17. STICK TO BUDGETS FOR EXPENDITURE

Know what you're going to spend on company supplies and new equipment and stick to it. Don't overspend on non-essentials. Control overheads, add employees cautiously (consider outsourcing in the interim), and make sure staff aren't spending you into difficulties.

18. KEEP INVENTORY LOW

Don't buy inventory based on hopes and dreams. Consider, for example, ordering less stock but more often. It may also be worth looking at changing your product mix, dropping items that tie up cash the longest and switching to faster-moving product.

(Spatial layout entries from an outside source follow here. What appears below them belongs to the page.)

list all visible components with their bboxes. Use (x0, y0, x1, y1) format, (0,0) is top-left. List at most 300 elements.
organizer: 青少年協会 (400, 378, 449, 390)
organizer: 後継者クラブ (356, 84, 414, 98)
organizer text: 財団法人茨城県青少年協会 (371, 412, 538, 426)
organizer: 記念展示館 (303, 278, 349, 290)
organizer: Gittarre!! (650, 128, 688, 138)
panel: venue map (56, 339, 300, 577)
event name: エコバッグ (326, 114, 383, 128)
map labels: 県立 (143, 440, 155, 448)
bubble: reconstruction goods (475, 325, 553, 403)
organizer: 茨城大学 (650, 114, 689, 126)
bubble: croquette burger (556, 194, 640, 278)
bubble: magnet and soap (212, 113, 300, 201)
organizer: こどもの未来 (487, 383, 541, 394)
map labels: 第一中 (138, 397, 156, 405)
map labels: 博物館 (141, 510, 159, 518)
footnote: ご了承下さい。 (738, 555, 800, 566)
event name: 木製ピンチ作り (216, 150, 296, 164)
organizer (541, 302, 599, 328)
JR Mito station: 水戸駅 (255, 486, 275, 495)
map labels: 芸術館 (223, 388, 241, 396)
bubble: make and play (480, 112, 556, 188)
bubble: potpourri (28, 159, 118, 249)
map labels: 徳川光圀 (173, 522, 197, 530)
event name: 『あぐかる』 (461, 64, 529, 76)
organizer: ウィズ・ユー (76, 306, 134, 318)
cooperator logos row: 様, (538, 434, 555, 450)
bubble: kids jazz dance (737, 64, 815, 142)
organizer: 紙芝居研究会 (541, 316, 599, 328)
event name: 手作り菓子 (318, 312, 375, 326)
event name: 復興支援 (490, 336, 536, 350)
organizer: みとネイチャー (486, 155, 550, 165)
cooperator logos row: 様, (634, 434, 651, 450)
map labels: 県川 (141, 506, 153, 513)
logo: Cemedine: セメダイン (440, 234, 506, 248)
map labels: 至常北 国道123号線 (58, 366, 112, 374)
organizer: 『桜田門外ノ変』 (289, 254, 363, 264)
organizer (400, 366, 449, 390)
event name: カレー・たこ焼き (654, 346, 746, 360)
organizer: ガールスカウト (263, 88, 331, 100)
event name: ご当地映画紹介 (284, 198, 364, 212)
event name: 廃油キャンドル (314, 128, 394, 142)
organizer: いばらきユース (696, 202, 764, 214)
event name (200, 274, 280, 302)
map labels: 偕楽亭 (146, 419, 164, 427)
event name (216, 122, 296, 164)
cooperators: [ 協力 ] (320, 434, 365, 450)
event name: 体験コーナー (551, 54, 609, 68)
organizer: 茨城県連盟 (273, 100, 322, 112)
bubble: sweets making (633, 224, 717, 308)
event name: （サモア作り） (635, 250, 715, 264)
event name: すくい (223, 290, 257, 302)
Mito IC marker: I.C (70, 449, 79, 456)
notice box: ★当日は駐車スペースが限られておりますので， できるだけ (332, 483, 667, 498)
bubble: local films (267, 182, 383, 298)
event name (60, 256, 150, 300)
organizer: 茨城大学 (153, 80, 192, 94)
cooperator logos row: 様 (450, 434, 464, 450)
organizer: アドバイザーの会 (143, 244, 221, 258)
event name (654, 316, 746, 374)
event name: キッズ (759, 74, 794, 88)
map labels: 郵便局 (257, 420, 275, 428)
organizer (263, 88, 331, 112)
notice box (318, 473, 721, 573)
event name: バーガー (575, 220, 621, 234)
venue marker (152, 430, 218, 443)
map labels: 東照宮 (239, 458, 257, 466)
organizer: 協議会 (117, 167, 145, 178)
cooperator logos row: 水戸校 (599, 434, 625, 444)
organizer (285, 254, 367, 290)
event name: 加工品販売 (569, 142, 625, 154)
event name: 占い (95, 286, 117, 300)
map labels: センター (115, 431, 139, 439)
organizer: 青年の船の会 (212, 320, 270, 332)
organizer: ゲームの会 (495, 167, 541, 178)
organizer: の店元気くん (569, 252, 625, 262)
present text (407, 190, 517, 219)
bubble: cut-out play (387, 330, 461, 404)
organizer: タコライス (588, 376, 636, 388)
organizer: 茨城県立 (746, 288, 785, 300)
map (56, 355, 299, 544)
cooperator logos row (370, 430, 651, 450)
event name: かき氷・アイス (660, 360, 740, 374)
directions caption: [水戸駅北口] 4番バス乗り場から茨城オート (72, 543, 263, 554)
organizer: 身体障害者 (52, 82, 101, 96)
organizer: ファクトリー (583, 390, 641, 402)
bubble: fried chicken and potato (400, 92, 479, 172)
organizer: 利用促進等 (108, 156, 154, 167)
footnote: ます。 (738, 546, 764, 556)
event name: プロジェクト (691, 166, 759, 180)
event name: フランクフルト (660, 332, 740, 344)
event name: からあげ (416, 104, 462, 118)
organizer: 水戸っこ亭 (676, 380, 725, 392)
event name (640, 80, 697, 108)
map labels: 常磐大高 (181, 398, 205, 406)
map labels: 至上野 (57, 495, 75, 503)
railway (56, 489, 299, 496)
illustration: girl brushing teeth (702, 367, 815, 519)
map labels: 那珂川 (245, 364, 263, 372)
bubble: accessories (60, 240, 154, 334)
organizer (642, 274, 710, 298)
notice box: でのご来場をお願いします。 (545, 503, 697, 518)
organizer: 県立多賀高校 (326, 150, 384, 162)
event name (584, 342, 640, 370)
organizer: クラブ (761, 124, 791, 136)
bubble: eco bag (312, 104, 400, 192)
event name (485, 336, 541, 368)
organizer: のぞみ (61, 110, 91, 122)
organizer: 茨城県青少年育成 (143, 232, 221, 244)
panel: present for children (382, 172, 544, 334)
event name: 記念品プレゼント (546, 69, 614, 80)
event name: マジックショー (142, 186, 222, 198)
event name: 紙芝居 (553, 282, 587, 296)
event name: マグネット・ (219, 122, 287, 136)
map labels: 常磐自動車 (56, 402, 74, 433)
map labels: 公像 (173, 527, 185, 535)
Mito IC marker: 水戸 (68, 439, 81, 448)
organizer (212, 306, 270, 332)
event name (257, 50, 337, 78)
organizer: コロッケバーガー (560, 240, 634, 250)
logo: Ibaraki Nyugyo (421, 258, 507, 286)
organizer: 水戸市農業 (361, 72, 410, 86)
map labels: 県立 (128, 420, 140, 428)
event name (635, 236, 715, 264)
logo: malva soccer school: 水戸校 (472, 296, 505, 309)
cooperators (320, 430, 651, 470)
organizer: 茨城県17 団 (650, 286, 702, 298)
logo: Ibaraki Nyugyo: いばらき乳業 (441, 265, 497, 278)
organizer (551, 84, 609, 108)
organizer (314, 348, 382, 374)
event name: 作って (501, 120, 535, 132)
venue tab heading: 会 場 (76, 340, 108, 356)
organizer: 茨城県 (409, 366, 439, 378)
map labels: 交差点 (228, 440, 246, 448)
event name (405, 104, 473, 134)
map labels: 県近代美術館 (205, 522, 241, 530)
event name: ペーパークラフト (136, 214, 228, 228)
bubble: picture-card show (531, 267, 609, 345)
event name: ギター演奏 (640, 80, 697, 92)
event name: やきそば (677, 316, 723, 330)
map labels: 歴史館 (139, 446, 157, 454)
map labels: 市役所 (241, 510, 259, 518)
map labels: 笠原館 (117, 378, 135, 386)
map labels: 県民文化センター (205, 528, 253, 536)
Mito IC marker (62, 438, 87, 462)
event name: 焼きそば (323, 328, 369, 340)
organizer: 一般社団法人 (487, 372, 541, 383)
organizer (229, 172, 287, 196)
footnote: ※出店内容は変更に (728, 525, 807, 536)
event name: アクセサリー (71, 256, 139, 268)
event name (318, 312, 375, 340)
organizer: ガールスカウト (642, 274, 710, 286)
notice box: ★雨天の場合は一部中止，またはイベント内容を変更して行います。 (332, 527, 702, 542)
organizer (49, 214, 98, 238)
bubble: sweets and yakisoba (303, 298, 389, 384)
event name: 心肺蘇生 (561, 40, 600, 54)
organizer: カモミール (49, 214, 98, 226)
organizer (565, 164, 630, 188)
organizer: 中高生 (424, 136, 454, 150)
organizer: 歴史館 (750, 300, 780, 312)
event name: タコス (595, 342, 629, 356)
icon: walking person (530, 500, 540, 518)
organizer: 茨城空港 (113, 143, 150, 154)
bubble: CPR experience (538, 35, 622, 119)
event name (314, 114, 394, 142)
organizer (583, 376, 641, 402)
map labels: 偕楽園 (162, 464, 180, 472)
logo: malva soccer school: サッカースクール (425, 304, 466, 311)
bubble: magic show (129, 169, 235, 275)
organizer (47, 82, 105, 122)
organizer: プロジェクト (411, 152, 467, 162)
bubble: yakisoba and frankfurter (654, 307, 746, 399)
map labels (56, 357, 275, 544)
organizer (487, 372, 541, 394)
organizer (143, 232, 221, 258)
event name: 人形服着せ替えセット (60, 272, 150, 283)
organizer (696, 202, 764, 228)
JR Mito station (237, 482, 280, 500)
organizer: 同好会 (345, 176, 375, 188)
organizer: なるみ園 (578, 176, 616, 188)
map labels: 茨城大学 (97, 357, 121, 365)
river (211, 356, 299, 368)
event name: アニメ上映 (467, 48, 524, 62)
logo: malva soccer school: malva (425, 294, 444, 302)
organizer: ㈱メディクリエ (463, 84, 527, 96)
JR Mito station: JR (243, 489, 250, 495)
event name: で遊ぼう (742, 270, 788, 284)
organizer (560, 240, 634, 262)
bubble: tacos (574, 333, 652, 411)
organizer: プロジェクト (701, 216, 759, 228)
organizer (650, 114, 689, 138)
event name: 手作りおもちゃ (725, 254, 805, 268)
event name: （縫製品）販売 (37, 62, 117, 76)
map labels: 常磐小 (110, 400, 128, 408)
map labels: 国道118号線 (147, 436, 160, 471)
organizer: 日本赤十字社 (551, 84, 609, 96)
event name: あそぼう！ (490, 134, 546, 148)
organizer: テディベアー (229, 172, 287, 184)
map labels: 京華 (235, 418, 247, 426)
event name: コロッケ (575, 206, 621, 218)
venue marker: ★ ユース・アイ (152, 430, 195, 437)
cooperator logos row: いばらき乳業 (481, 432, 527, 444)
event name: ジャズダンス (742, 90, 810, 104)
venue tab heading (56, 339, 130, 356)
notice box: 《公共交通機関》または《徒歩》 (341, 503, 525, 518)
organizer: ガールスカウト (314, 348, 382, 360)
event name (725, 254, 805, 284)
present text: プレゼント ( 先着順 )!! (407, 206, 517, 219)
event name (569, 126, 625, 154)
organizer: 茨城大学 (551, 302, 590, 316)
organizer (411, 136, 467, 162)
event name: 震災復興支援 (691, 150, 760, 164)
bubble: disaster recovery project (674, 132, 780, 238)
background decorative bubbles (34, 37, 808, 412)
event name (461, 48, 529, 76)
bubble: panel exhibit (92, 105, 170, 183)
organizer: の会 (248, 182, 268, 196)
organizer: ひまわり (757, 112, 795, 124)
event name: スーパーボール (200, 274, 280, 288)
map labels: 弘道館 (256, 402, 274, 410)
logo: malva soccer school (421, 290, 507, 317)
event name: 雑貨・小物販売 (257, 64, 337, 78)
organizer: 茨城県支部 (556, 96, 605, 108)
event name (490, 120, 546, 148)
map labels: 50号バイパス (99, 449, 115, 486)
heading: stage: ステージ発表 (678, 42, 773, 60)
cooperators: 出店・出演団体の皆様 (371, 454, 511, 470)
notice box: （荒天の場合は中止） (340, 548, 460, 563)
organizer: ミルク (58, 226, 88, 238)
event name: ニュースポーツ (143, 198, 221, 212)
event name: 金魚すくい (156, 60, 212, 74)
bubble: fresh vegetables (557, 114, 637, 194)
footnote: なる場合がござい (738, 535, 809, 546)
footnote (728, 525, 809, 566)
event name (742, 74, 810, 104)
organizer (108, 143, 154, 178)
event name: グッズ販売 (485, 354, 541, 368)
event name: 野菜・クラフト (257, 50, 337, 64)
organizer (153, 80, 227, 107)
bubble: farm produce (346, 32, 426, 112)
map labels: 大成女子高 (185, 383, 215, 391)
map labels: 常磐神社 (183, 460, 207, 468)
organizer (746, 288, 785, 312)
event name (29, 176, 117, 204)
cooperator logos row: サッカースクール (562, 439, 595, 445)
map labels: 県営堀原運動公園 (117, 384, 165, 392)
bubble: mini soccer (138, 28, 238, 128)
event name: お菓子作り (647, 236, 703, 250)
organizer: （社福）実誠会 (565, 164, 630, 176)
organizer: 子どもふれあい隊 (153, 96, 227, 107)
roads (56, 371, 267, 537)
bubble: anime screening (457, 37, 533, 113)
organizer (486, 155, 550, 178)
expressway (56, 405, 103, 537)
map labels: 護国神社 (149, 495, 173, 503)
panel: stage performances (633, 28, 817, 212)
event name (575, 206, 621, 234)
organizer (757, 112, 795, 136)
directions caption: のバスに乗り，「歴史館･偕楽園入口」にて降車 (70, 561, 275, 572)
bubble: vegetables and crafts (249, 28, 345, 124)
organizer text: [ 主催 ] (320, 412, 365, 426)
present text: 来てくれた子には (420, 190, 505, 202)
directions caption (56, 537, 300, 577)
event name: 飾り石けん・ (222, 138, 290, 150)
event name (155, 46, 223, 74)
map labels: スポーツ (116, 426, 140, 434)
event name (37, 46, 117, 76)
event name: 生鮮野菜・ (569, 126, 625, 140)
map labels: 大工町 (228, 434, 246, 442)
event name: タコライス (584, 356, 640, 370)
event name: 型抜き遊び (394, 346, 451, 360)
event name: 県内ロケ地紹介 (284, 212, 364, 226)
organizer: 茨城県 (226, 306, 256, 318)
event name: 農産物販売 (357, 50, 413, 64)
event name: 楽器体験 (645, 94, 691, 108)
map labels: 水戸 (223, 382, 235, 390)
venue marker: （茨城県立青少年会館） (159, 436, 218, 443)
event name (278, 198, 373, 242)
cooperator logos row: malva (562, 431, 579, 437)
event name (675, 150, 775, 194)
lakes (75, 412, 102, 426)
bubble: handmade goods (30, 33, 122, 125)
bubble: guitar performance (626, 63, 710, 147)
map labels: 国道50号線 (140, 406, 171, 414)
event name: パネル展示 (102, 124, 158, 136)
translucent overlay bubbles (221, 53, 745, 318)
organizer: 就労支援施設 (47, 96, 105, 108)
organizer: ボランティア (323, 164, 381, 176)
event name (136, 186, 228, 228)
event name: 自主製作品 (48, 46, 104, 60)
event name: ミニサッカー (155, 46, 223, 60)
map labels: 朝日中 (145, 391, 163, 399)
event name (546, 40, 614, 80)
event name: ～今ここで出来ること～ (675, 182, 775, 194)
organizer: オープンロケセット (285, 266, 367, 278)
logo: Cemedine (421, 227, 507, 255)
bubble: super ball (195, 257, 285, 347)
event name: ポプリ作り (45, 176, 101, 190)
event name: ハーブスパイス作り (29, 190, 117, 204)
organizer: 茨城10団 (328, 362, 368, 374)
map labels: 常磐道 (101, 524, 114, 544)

19. LEASE ASSETS TO CUT COMMITMENT

Leasing gives the use of an asset without paying for it all at once - in effect, you pay for the asset with the income it generates. It's a rental agreement; almost anything can be leased and contracts are flexible and can be tailored to your needs. Lease payments - usually fixed, helping cash management - are generally tax-deductible as a business expense. If you require the asset for much less time than its useful life, look at an operating lease - in which you do not share in any subsequent sale proceeds. If you require the asset for most of its working life, you may want a finance lease, which normally lets you continue paying a peppercorn rent for use beyond the initial lease. Unlike hire purchase, you rent the asset with an option to purchase. You can claim capital allowances as though you had bought outright.

20. DRAW OUT CASH WITH SALE-AND-LEASEBACK

In sale-and-leaseback (also called purchase leaseback), you sell an asset that your business already owns to the leasing company for fair market value or written-down book value, and then lease it back.

21. GET THE BEST RETURN ON YOUR CASH

A credit card or overdraft is likely to charge more in interest than you can earn in a savings account, so always look to pay down those first with any positive cashflow. But if these debts are repaid and you still have spare cash, consider opening a business savings account. This is likely to pay a higher interest rate on credit balances than your current account. Shop around for the best deal (try www.moneyfacts.co.uk) - accounts don't need to be opened with your existing bank.

22. TAKE ADVANTAGE OF VAT RULES

If you are registered for VAT, it may make sense to buy big items at the end rather than the start of VAT periods. You can then set the purchase VAT against the VAT you charge on sales, so giving a temporary cashflow advantage. For businesses with a turnover up to £1.35m a year, the Annual Accounting VAT simplification scheme allows payments to be spread throughout the year, while the Cash Accounting Scheme allows eligible businesses to defer VAT until they have received payment from customers - rather than at invoicing.

23. RESPOND TO TAX CARROTS/STICKS

Many financing arrangements can be treated as business expenses for reducing taxable profits. But there are also other potentially attractive tax breaks such as capital allowances for plant and machinery - where 50% of cost is tax-deductible in the first year - and the ability to multiply R&D costs by 150% for offsetting against taxable profits. As well as these tax carrots, respecting tax deadlines (for PAYE, self-assessment, corporation tax etc) will save on penalties.

24. KEEP PROSPECTING

New business development is key to ensure that work doesn't dry up. Don't just promote your business between jobs. Build effective alliances to leverage marketing resource and enhance visibility, and get referrals from current clients. Consider putting together project-oriented teams with third parties and working for multiple clients at a time to spread the workload.

25. CONSIDER THE BIGGER PICTURE

Selling products that lose money will inevitably put a strain on cashflow and so may make no sense. But don't rule out selling off a product line or a highly profitable part of your business to improve your overall financial position. Disposing of equity may also be worth considering - but beware of undervaluing your business.